The HTAC, which is composed of health experts, evaluates COVID-19 vaccines approved by the Food and Drug Administration and craft recommendations to the Department of Health as to which vaccines should be procured for the people.

In a separate advisory, the HTAC said it has not yet issued any recommendation on the use of CoronaVac vaccine and is still "awaiting more data" needed to complete its assessment.

The FDA earlier granted emergency use authorization for CoronaVac but noted that it is not recommended for medical workers exposed to COVID-19 patients because it has a low efficacy rate of 50.4% for this group.

The Philippine General Hospital Physicians' Association said in a statement on Saturday that the vaccination plan "should have been handled with more prudence and transparency."

"The PGH PA stands firm that Sinovac, despite being the only vaccine available at hand, should undergo appraisal by the Health Technology Assessment Council to facilitate individual informed decision-making before it is administered to healthcare workers," it said. "We trust that HTAC shall formulate these recommendations with judicious haste."

PGH spokesperson Dr.

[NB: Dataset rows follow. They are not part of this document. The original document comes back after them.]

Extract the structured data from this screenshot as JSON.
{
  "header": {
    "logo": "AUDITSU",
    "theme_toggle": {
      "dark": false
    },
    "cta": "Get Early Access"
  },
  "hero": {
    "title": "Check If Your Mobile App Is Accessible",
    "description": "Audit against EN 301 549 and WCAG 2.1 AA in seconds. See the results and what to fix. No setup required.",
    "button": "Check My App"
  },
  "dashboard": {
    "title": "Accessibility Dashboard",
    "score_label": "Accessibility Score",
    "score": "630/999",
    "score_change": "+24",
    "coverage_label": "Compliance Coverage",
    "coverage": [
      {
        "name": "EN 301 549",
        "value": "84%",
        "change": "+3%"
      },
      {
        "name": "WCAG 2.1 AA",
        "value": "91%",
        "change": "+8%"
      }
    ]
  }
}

Jonas del Rosario also told CNN Philippines' Newsroom Weekend that of their 2,000 employees and healthcare workers, only 12% agreed to be inoculated with Sinovac.

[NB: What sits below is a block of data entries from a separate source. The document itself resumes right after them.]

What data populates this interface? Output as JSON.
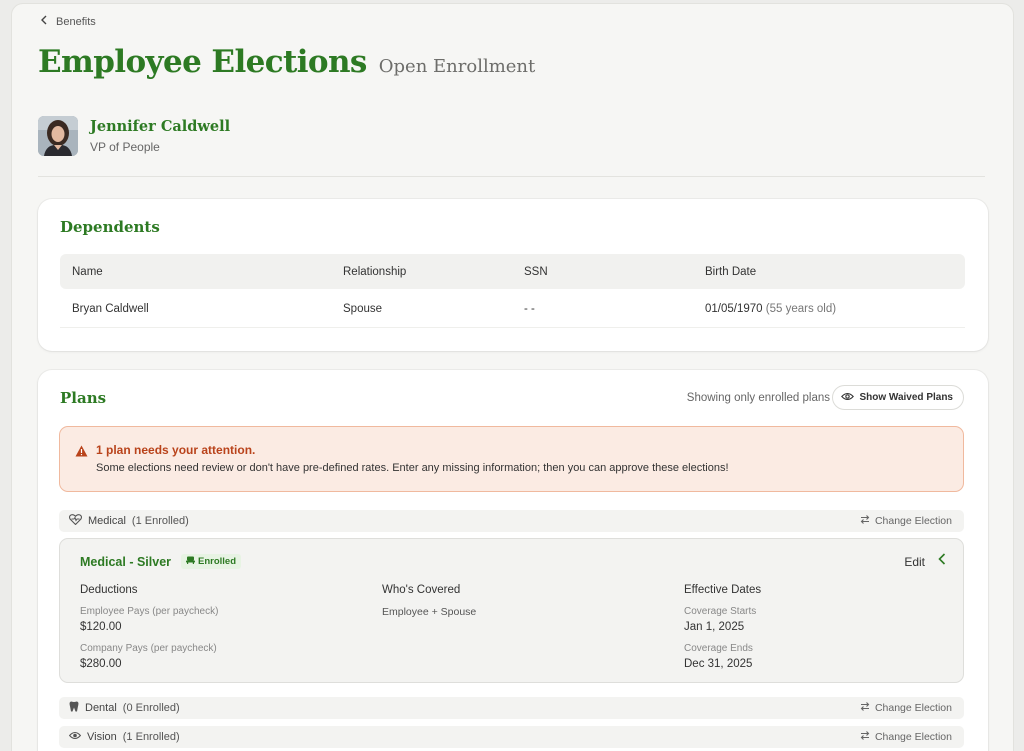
{
  "breadcrumb": {
    "label": "Benefits"
  },
  "header": {
    "title": "Employee Elections",
    "subtitle": "Open Enrollment"
  },
  "employee": {
    "name": "Jennifer Caldwell",
    "role": "VP of People"
  },
  "dependents": {
    "title": "Dependents",
    "columns": [
      "Name",
      "Relationship",
      "SSN",
      "Birth Date"
    ],
    "rows": [
      {
        "name": "Bryan Caldwell",
        "relationship": "Spouse",
        "ssn": "- -",
        "birth_date": "01/05/1970",
        "age": "(55 years old)"
      }
    ]
  },
  "plans": {
    "title": "Plans",
    "showing_text": "Showing only enrolled plans",
    "show_waived_label": "Show Waived Plans",
    "alert": {
      "title": "1 plan needs your attention.",
      "body": "Some elections need review or don't have pre-defined rates. Enter any missing information; then you can approve these elections!"
    },
    "categories": [
      {
        "name": "Medical",
        "count": "(1 Enrolled)",
        "action": "Change Election",
        "icon": "heart-pulse-icon"
      },
      {
        "name": "Dental",
        "count": "(0 Enrolled)",
        "action": "Change Election",
        "icon": "tooth-icon"
      },
      {
        "name": "Vision",
        "count": "(1 Enrolled)",
        "action": "Change Election",
        "icon": "eye-icon"
      }
    ],
    "medical_plan": {
      "name": "Medical - Silver",
      "badge": "Enrolled",
      "edit_label": "Edit",
      "deductions": {
        "heading": "Deductions",
        "employee_label": "Employee Pays (per paycheck)",
        "employee_value": "$120.00",
        "company_label": "Company Pays (per paycheck)",
        "company_value": "$280.00"
      },
      "covered": {
        "heading": "Who's Covered",
        "value": "Employee + Spouse"
      },
      "dates": {
        "heading": "Effective Dates",
        "start_label": "Coverage Starts",
        "start_value": "Jan 1, 2025",
        "end_label": "Coverage Ends",
        "end_value": "Dec 31, 2025"
      }
    }
  },
  "colors": {
    "brand_green": "#2d7a23",
    "alert_bg": "#fbebe3",
    "alert_text": "#b9431b"
  }
}
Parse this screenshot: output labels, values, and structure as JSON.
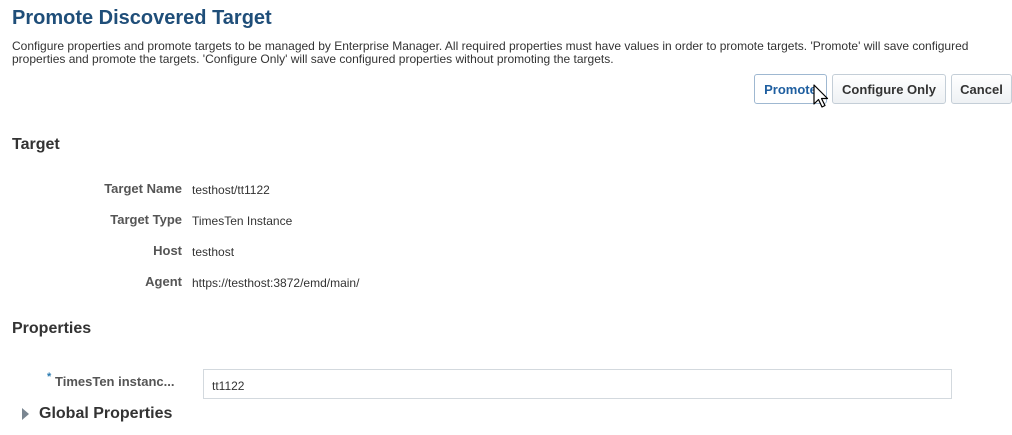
{
  "page": {
    "title": "Promote Discovered Target",
    "description": "Configure properties and promote targets to be managed by Enterprise Manager. All required properties must have values in order to promote targets. 'Promote' will save configured properties and promote the targets. 'Configure Only' will save configured properties without promoting the targets."
  },
  "toolbar": {
    "promote_label": "Promote",
    "configure_only_label": "Configure Only",
    "cancel_label": "Cancel"
  },
  "target_section": {
    "title": "Target",
    "rows": [
      {
        "label": "Target Name",
        "value": "testhost/tt1122"
      },
      {
        "label": "Target Type",
        "value": "TimesTen Instance"
      },
      {
        "label": "Host",
        "value": "testhost"
      },
      {
        "label": "Agent",
        "value": "https://testhost:3872/emd/main/"
      }
    ]
  },
  "properties_section": {
    "title": "Properties",
    "required_marker": "*",
    "field_label": "TimesTen instanc...",
    "field_value": "tt1122",
    "global_properties_label": "Global Properties"
  },
  "icons": {
    "cursor": "mouse-pointer-icon",
    "expand": "disclosure-triangle-icon"
  },
  "colors": {
    "title": "#1f4e79",
    "promote_text": "#1f5fa0",
    "required_star": "#2a7ab0"
  }
}
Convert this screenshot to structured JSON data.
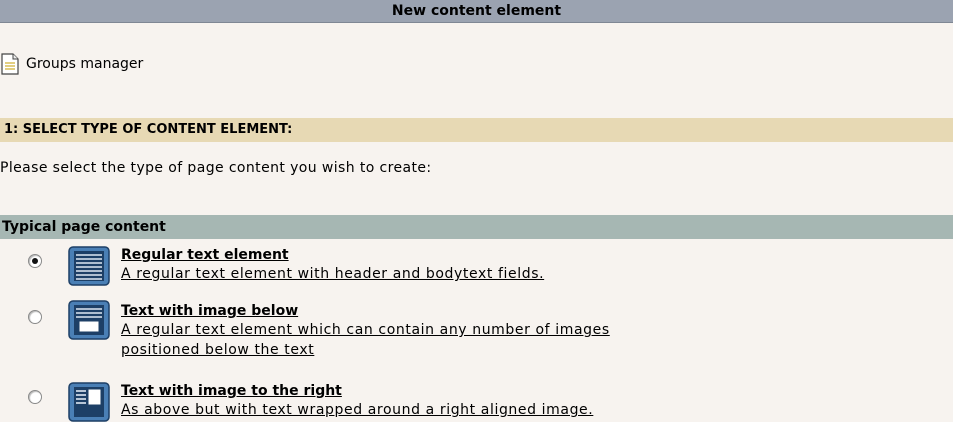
{
  "header": {
    "title": "New content element"
  },
  "record": {
    "icon": "page-icon",
    "label": "Groups manager"
  },
  "step": {
    "title": "1: SELECT TYPE OF CONTENT ELEMENT:"
  },
  "instructions": "Please select the type of page content you wish to create:",
  "group": {
    "title": "Typical page content"
  },
  "options": [
    {
      "selected": true,
      "icon": "regular-text-icon",
      "title": "Regular text element",
      "description": "A regular text element with header and bodytext fields."
    },
    {
      "selected": false,
      "icon": "text-image-below-icon",
      "title": "Text with image below",
      "description_line1": "A regular text element which can contain any number of images",
      "description_line2": "positioned below the text"
    },
    {
      "selected": false,
      "icon": "text-image-right-icon",
      "title": "Text with image to the right",
      "description": "As above but with text wrapped around a right aligned image."
    }
  ],
  "colors": {
    "background": "#f7f3ef",
    "title_bar": "#9ba3b1",
    "step_header": "#e7d9b4",
    "group_header": "#a6b7b3",
    "icon_fill": "#4a7fb5"
  }
}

He said plans for the implementation of the rollout is still being finalized for these workers, while the remaining 88% will still be prioritized for another brand of vaccine that arrives. A ceremonial vaccination will be held at the PGH on Monday.

READ: Only 12% of PGH personnel willing to receive Sinovac vaccine, spokesman says 

Presidential Spokesperson Harry Roque earlier said that only health workers can refuse to get the Sinovac vaccine and still retain their priority status once their preferred brand arrives.

READ: Only health care workers can refuse Sinovac vaccine without losing priority status – Roque 

A shipment of 600,000 vials of CoronaVac is expected to arrive in the country late on Sunday with President Rodrigo Duterte planning to lead a welcoming ceremony. The vaccine will be first administered to health workers in COVID-19 referral hospitals.